How to Help Grieving Children

  • Use natural circumstances to teach children about loss and death before it occurs in the family (e.g., death of a pet, seasonal changes, etc.).
  • Reassure children that they will be cared for, loved and cherished as before. The greatest fear of bereaved children is that of being left out or deserted.
  • Provide simple, direct, honest and calm explanations following a loss or death. Deception or hiding the facts will cause children to feel betrayed and erode the trust they have in you. If a child has questions, keep your answers short, allowing the child to respond. If you don’t have an answer, say so.
  • When speaking about death, use appropriate words of finality: “death” or “died,” not “going to sleep,” “passing on,” or “becoming an angel.”
  • Touch, hug and hold your children. Non-verbal communication is the most powerful and direct way of telling children you care.
  • Encourage children to ask questions. Do this repeatedly. Listen as children tell you about their own unique grief experiences.
  • Explain that the loss is not the children’s fault. Discourage children’s “magical thinking.” However, accept each child’s expressions of guilt or regret and offer reassurance.
  • Don’t give up on discipline. Maintain usual routines, limits and agendas. Consistency is crucial as children adapt to changes the loss brings.
  • Allow children to participate in any and all rituals around the loss, such as the funeral, but don’t force them to do so. Children should be made to feel they are an important part of the family. Describe the proceedings in detail beforehand. Consider providing a private time for children with the deceased before the viewing or funeral, and allow them to say goodbye in whatever manner they wish. Alternative types of personal memorials between children and the deceased may be more appropriate or meaningful, such as planting a tree, painting a picture or making a memory book.
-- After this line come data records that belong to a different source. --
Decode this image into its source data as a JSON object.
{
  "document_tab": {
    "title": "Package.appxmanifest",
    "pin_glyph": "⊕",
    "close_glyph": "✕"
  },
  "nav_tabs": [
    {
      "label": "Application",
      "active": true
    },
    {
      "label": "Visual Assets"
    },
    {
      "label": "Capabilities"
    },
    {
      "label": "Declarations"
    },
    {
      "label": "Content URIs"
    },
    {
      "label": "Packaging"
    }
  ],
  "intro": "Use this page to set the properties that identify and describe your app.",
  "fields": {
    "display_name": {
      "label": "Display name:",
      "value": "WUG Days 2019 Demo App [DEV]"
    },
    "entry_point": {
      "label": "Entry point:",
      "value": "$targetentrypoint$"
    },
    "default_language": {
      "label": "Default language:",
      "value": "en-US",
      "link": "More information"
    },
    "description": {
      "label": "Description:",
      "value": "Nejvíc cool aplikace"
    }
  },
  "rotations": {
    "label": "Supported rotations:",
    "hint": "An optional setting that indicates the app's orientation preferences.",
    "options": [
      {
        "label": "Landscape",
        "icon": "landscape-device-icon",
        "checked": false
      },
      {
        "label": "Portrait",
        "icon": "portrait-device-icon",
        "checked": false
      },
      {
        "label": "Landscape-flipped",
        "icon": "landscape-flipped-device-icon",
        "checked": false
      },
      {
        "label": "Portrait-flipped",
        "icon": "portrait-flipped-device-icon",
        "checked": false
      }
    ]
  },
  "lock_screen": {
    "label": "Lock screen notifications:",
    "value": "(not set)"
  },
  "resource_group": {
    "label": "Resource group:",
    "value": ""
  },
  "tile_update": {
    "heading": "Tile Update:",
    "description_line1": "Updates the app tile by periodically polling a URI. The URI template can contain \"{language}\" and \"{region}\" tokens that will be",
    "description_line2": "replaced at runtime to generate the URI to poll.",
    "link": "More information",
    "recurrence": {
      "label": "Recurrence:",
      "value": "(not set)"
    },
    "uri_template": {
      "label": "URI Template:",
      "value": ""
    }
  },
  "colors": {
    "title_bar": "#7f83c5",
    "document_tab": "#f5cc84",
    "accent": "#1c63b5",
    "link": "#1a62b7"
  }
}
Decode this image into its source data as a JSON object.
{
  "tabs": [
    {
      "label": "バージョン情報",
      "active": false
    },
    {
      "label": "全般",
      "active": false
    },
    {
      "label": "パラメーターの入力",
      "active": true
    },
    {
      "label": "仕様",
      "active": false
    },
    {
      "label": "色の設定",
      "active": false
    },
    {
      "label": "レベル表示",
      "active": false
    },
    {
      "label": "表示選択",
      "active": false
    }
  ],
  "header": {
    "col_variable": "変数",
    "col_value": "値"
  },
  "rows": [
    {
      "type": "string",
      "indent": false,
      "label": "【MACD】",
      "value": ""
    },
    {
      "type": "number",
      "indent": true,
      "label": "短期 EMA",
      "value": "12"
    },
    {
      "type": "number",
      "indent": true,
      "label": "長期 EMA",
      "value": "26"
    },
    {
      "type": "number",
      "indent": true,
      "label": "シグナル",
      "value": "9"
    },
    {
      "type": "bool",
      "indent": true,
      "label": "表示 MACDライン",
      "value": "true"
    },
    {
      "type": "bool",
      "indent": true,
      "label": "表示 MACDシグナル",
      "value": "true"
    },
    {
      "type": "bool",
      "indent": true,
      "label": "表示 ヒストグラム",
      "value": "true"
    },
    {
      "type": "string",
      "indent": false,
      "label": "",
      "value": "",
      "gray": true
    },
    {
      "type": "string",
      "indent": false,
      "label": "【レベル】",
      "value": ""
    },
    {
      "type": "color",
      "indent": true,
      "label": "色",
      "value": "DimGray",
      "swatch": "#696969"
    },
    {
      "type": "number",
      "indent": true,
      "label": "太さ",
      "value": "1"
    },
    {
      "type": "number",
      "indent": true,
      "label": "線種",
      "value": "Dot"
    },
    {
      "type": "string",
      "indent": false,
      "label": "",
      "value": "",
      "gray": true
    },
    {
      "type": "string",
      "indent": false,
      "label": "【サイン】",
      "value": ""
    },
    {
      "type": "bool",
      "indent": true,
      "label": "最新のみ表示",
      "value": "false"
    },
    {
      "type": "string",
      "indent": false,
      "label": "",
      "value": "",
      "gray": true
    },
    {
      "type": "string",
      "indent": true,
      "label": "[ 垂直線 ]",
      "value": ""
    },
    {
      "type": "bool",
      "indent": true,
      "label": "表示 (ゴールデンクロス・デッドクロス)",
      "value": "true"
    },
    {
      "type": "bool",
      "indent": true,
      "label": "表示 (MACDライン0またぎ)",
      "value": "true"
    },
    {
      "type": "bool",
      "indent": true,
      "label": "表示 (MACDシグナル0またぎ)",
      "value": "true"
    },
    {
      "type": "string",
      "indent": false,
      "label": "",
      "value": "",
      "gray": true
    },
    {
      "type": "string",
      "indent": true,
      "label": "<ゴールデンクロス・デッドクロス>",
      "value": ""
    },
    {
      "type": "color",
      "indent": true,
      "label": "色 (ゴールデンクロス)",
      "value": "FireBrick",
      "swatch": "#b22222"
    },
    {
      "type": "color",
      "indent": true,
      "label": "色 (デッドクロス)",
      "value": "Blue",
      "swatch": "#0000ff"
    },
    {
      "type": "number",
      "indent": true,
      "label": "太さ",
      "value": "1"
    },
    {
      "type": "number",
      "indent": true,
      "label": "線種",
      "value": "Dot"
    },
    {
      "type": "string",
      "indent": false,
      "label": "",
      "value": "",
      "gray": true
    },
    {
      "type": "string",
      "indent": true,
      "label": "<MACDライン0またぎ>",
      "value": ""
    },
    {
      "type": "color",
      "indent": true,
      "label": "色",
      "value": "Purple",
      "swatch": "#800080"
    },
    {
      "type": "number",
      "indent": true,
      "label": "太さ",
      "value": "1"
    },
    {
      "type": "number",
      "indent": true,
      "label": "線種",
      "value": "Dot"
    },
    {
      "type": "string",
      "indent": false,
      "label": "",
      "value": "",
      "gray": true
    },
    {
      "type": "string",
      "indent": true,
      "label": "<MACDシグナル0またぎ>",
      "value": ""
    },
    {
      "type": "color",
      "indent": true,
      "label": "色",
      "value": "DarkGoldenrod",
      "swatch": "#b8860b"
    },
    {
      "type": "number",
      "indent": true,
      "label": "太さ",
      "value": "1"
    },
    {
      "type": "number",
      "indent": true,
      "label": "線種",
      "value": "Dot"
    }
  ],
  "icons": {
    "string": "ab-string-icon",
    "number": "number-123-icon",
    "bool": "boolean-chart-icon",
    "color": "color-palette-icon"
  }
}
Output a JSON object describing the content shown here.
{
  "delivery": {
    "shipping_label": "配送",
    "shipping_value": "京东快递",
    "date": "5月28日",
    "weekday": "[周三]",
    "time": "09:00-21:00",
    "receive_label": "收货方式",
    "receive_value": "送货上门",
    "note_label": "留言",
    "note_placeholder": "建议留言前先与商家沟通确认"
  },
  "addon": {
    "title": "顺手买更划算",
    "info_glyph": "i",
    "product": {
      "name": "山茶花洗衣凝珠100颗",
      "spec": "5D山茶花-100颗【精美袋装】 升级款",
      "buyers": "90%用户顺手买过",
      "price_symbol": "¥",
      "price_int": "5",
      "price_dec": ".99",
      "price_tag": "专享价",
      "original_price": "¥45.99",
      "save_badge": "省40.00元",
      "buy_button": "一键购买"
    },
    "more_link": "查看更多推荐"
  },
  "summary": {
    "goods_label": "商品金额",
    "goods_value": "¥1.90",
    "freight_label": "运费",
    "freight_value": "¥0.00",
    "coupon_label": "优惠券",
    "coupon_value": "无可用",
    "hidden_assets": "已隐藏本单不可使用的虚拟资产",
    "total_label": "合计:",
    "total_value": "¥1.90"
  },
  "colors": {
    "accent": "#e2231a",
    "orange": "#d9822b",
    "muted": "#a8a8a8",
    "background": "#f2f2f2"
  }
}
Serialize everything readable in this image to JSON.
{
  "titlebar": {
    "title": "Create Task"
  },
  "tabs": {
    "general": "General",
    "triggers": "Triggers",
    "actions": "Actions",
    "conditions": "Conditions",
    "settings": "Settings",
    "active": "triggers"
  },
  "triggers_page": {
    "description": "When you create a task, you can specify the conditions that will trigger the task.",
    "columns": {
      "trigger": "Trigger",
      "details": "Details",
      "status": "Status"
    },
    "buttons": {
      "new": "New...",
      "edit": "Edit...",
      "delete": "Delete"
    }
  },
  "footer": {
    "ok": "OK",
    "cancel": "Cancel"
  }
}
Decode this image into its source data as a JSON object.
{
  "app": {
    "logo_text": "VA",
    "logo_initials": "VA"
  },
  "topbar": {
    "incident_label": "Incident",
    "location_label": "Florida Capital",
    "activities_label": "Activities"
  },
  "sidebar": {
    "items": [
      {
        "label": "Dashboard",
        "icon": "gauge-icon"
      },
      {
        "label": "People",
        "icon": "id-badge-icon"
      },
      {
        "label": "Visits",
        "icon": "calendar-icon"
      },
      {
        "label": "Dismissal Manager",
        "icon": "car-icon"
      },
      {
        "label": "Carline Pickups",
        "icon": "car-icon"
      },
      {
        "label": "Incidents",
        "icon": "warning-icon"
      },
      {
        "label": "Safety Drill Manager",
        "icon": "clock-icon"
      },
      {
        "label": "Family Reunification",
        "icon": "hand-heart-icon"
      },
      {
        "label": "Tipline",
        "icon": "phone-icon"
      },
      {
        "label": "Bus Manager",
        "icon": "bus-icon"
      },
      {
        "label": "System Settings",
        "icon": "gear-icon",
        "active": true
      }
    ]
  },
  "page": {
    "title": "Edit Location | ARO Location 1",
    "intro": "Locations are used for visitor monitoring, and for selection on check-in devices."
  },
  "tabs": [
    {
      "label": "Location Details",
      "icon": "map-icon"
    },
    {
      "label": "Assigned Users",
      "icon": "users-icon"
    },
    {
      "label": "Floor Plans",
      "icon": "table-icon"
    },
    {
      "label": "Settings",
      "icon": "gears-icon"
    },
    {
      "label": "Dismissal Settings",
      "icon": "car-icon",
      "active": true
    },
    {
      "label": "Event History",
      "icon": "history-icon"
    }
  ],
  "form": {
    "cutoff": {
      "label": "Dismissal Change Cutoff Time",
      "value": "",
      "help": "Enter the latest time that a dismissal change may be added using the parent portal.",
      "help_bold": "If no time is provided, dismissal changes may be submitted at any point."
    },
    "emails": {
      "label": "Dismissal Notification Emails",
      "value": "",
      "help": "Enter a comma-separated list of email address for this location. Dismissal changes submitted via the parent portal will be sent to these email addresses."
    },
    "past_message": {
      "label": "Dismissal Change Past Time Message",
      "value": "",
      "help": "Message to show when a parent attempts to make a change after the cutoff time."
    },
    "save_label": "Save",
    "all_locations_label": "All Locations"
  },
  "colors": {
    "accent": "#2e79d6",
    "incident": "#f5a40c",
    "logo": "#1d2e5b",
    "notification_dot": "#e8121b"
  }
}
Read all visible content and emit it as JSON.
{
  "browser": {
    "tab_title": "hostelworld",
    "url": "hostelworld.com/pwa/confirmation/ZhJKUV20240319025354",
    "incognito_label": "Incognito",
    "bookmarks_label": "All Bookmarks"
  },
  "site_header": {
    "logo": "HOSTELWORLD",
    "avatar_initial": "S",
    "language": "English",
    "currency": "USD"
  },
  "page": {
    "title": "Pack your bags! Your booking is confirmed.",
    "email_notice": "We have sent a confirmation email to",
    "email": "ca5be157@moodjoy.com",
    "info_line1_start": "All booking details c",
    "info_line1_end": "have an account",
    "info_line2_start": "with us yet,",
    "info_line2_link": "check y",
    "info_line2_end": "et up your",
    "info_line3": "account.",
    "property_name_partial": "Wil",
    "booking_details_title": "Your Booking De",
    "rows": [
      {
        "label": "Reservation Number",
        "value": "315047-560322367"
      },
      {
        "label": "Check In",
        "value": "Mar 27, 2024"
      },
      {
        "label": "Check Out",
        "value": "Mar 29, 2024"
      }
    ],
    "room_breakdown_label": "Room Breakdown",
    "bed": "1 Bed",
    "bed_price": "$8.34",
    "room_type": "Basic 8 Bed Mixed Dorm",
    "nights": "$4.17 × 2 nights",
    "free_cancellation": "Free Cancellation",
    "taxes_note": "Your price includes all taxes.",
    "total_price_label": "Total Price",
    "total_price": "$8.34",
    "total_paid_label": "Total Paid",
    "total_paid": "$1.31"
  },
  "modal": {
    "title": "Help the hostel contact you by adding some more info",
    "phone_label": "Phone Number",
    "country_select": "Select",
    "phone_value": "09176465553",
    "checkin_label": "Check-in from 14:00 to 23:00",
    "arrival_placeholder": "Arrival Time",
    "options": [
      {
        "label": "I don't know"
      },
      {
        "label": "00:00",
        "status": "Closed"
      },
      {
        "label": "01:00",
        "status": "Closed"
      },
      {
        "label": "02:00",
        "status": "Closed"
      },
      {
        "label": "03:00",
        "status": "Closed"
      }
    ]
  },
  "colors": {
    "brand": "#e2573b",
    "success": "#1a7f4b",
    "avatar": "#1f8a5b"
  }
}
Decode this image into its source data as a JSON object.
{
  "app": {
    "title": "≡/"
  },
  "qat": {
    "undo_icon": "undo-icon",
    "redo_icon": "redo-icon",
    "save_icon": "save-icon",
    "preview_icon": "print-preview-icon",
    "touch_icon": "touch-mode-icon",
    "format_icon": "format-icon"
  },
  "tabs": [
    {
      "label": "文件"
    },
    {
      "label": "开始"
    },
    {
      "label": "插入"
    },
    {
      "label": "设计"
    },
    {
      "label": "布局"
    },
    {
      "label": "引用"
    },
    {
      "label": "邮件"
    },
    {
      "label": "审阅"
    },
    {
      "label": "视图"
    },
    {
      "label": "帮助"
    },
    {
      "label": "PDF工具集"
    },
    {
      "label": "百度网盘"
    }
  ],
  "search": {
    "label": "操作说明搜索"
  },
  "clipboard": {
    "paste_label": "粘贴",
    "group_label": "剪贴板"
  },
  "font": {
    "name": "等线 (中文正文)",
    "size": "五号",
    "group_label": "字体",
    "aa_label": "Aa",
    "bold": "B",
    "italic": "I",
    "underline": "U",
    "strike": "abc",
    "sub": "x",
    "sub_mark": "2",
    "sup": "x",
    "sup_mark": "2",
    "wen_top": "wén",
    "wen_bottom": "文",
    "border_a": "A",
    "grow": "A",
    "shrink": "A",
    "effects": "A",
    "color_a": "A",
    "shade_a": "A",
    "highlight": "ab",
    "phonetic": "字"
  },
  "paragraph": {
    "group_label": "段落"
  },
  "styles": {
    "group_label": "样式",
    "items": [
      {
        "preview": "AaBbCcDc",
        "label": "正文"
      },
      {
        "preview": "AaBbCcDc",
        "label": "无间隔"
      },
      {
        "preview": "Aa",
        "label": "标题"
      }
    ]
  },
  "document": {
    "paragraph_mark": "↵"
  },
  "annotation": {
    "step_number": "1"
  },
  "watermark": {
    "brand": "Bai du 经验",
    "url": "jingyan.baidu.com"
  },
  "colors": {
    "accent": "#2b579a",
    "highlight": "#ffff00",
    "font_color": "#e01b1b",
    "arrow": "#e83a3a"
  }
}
  • Allow children to observe others mourning. Explain the feelings behind the behaviors, and don’t attach any shame to these feelings. By modeling appropriate grieving behavior, you give children permission to grieve, too. Don’t insist that a child be a “brave little man” when he is a scared little boy.
  • Allow children to be angry, but not destructive or violent. Help your children to talk it out by listening without judgement.
  • Provide information to other significant adults in your children’s lives (e.g., teachers, day care providers) about the loss the children are experiencing. Enlist their help in supporting your children and helping them handle the topic with peers.
  • Be tolerant. It is normal for children confronted with a loss to regress to levels below their present levels of maturity.
  • Allow children opportunities to be children. Children do not sustain their grief as adults do, and often vent their emotions through play.
  • Allow for forms of remembrance, such as talking about the loved one who has died. This assures children that “dead” does not mean “forgotten.” Be natural about this, and children will feel free to do the same.
  • Don’t try to rush the grieving process. Healing from grief is a process, not an event. Every adult and child goes through the process at his or her own pace.
  • Remember that you cannot help facilitate your children’s grief unless you are attending to your own grief. Allow yourself time, space and memories, and find sustainable sources of support for yourself.